Because Wellems served as a parish priest and belonged to a religious order, the Claretians submitted a "letter of suitability," further endorsed by the Chicago Archdiocese, officials for the Los Angeles Archdiocese said. Neither institution mentioned the 1995 complaint, church officials said.

But in May 2014, the Los Angeles Archdiocese received a tip that there was something in Wellems' past. Given its zero-tolerance policy, church officials circled back to Chicago and made an inquiry.

"Our issue in the (Los Angeles) archdiocese is quite simply that we have adopted a very strong zero-tolerance policy, which basically says anyone whether they are clergy, volunteers or employees — who's ever been found to be involved with misconduct involving a minor — cannot be in those roles," an official said.

"His conduct did not occur while he was a cleric," the official continued. "(The Chicago Archdiocese) didn't have an obligation to tell us about this conduct. It's our zero-tolerance policy, not their failure to tell us the whole thing."

In June, Wellems was asked to resign from San Gabriel Mission. He returned to Holy Cross in Chicago. The Chicago Archdiocese restored his faculties in March.

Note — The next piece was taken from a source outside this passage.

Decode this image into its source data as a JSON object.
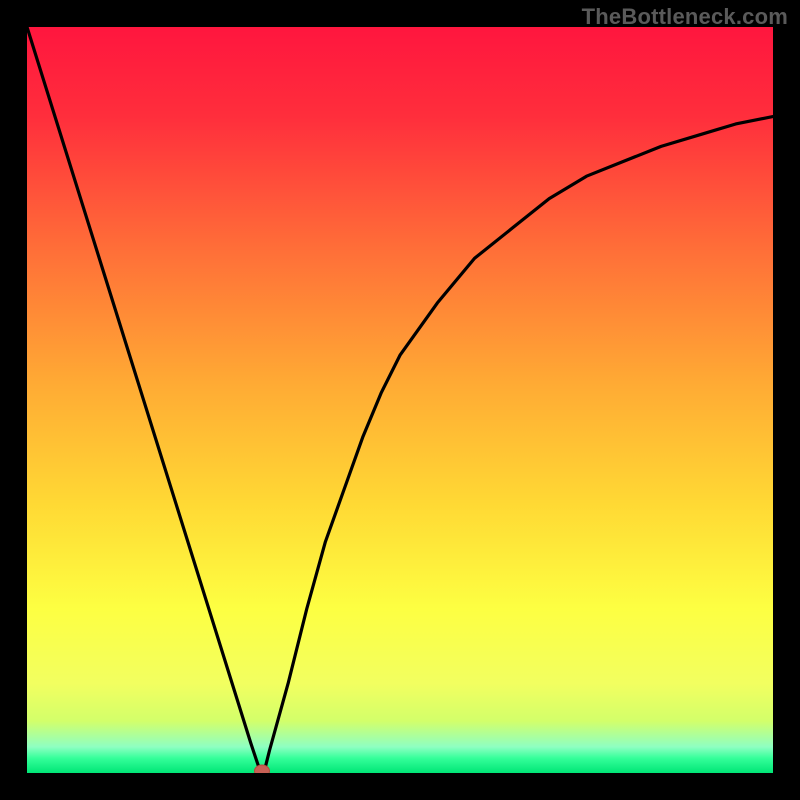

A church official in Chicago said the law treats juvenile cases differently, and therefore so does the church.

Joelle Casteix, the author of "A Compassionate Response: How to Help and Empower the Adult Survivor of Child Sexual Abuse," has supported Johnson since Wellems was removed from the California parish. She said the church should be forthright with the facts of the case so parents can decide whether their children are safe.

"Eric wouldn't be sitting in Colorado saying, 'Why won't anyone listen to me?' if Cupich and the Claretians had done the right thing," she said. "Zero tolerance shouldn't be open for interpretation."

As Wellems awaited his next assignment, Casteix contacted the Illinois Department of Children and Family Services. DCFS opened a case in May, prompting the archdiocese to once again revoke his permission to celebrate Mass or wear a clerical collar. State investigators spoke with colleagues, community members and Johnson.

In July, they documented the decades-old claim as evidence of risk — in case the department receives another allegation against Wellems as an adult.

"If we find out the priest is still around children, we take a risk report," said Veronica Resa, a DCFS spokeswoman. "We don't investigate the old incident but use it as information and support for the new risk." The complaint is erased after three years, she said.

The Claretians petitioned Cupich to restore Wellems' faculties immediately.

"He's dedicated much of his priestly ministry to working with young people, especially youth at risk in Back of the Yards," Urrabazo said. "He looked for every possible way to encourage young people to live lives of hope and lives of possibility."

So far, nothing has stood in Wellems' way of continuing to do that work.

"People have said the air of the neighborhood has held more hope since he's been back — just him being here," said Sister Angie Kolacinski, who has overseen youth programming at Holy Cross for the past 28 years. He models how to overcome mistakes made during youth, she said. "That's why we have so many young people participating in our programs. They feel safe here."

Kolacinski said she has never spoken to the victim. But if she did she would listen.

"I didn't live his experience," she said. "I just know what our lived experience is. There is no fear here."

Being without a collar prevents Wellems from hearing confessions, celebrating Mass and presiding at funerals. He has been forced to turn down families in recent months, even though he has buried a number of children in Back of the Yards over the years.

It did not keep him from making a trip to Rome earlier this fall as one of two priests representing the religious order's U.S. province at a worldwide meeting. During an audience with Pope Francis, Wellems handed him a letter, asking him to push for prison reform.

"In my past, I have sinned," Wellems wrote. "It wasn't a crime. It was a sin," adding that his status as a priest is "in limbo."

Cupich has referred the question of Wellems' return to the archdiocese's Independent Review Board, a spokeswoman said.

"As much as I hate going through this, maybe it's good," Wellems said. "I'm obviously against abuse. My whole ministry has been spent protecting families and children."